# Melvin Manhoef talks Doug Marshall, getting tricked into fighting Mark Hunt



## GDPofDRB (Apr 18, 2013)

> *Melvin Manhoef talks Doug Marshall, getting tricked into fighting Mark Hunt (link)*
> 
> By: MMAjunkie Staff	September 17, 2014 7:45 pm
> 
> ...


Crazy. 18 seconds was all he needed to put hunts lights out. I really would like to see him win tomorrow, but not getting my hopes up too much, even against Marshal.


----------



## _RIVAL_ (Mar 7, 2008)

Any man who can lay Hunt flat in 18 seconds has fists of death.

Melvins biggest problem has always been his sub defense.... if he had his grappling in tune he'd be the scariest MW out there.


----------



## Voiceless (Nov 8, 2010)

_RIVAL_ said:


> Any man who can lay Hunt flat in 18 seconds has fists of death.

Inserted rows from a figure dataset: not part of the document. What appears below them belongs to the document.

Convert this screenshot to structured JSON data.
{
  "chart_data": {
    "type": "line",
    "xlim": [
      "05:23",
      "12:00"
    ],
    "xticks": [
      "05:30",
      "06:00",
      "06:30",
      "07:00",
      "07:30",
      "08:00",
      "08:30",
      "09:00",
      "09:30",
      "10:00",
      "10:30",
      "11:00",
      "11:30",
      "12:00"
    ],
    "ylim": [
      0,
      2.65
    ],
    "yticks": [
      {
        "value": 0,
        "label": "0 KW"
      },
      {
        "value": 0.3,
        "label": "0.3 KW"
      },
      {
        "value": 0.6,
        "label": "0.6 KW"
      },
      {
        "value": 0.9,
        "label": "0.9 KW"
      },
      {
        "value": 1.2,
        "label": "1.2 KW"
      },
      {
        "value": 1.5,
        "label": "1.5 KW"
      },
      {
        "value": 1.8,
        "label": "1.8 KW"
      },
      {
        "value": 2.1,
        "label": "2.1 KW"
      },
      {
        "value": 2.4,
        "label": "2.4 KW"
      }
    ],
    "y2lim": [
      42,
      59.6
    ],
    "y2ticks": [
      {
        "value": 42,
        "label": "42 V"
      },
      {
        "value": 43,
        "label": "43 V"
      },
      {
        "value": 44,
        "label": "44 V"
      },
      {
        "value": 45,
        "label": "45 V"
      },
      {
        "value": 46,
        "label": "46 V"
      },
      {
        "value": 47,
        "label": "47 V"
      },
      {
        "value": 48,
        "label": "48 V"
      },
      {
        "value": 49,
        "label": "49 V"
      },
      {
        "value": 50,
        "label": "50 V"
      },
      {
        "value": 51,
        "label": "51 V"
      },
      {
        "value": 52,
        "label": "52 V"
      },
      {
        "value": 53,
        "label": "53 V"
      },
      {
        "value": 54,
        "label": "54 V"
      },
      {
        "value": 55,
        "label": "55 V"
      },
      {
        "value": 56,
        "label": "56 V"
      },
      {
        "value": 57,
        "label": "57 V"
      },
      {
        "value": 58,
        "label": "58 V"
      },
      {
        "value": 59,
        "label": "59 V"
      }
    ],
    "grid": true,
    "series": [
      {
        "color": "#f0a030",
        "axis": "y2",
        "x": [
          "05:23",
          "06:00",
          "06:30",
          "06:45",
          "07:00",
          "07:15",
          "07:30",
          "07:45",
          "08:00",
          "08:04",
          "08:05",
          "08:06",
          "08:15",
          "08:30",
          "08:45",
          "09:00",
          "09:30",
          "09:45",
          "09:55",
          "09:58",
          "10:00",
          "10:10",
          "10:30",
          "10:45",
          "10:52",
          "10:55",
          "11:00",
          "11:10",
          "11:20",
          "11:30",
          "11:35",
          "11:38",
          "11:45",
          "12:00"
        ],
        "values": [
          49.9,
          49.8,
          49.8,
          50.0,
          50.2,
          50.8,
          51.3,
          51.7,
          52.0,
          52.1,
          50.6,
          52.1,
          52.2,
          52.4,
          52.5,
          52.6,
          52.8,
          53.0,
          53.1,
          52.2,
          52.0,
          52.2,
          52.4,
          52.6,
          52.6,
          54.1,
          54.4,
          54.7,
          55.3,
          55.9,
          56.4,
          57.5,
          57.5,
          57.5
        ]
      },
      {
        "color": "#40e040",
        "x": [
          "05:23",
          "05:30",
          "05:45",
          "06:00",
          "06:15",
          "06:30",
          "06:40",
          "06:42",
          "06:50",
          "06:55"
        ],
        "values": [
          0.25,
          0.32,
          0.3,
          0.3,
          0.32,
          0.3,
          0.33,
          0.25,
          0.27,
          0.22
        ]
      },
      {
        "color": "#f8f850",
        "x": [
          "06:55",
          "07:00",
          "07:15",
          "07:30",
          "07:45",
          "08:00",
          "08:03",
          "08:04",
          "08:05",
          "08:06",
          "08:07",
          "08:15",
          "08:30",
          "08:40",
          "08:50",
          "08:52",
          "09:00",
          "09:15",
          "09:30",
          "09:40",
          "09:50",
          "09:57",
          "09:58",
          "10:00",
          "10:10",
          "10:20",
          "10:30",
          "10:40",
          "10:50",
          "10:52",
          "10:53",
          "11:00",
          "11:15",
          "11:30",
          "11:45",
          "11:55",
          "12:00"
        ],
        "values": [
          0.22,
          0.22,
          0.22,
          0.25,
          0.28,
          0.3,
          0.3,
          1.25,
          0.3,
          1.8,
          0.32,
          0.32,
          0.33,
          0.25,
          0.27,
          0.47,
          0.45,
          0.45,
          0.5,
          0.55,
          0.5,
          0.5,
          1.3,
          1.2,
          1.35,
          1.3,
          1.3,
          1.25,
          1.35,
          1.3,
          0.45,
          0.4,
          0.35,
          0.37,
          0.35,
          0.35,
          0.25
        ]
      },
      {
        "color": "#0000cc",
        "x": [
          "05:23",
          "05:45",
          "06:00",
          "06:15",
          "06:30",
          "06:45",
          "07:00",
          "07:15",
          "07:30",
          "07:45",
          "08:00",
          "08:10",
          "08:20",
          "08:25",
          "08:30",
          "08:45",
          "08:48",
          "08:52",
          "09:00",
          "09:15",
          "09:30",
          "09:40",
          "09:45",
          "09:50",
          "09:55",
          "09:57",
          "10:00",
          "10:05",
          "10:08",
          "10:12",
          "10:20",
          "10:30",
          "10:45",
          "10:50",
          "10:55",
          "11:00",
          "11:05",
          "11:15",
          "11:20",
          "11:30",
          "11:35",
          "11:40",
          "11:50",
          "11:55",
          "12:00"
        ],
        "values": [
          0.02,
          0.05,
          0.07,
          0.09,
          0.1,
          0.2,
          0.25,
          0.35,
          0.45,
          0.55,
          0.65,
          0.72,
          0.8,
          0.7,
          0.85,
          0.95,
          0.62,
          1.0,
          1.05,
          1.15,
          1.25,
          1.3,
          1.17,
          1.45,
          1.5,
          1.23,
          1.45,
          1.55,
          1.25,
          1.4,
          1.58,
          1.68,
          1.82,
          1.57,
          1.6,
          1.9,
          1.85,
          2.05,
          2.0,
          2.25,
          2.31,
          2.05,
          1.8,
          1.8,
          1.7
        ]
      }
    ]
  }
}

Out of his 28 wins 26 are by KO - any questions¿


----------



## _RIVAL_ (Mar 7, 2008)

Voiceless said:


> Out of his 28 wins 26 are by KO - any questions¿


Questions? LOL I've been watching Manhoef for years in K1, DREAM and Strikeforce my question is why the hell has he not hired a proper BJJ Sensei.


----------



## Voiceless (Nov 8, 2010)

_RIVAL_ said:


> Questions? LOL I've been watching Manhoef for years in K1, DREAM and Strikeforce my question is why the hell has he not hired a proper BJJ Sensei.


Too true. It's so sad. He probably has one of the best executions in body mechanics concerning striking power. Basically nobody brings as much torque behind his strikes as him and he probably could KO a rhino ...only to get taken down and subbed by mid-level fighters...


----------



## _RIVAL_ (Mar 7, 2008)

Voiceless said:


> Too true. It's so sad. He probably has one of the best executions in body mechanics concerning striking power. Basically nobody brings as much torque behind his strikes as him and he probably could KO a rhino ...only to get taken down and subbed by mid-level fighters...


Melvin is the biggest case of a 1 dimensional fighter would would absolutely be the best in the world if he was able to just tune up one aspect of his game.

Hell even if his TDD was on point he'd have at least 6 less losses on his record.

Imagine Melvin with a dangerous BJJ game... #lock

Melvin can punch and kick a jet out of the sky.....


----------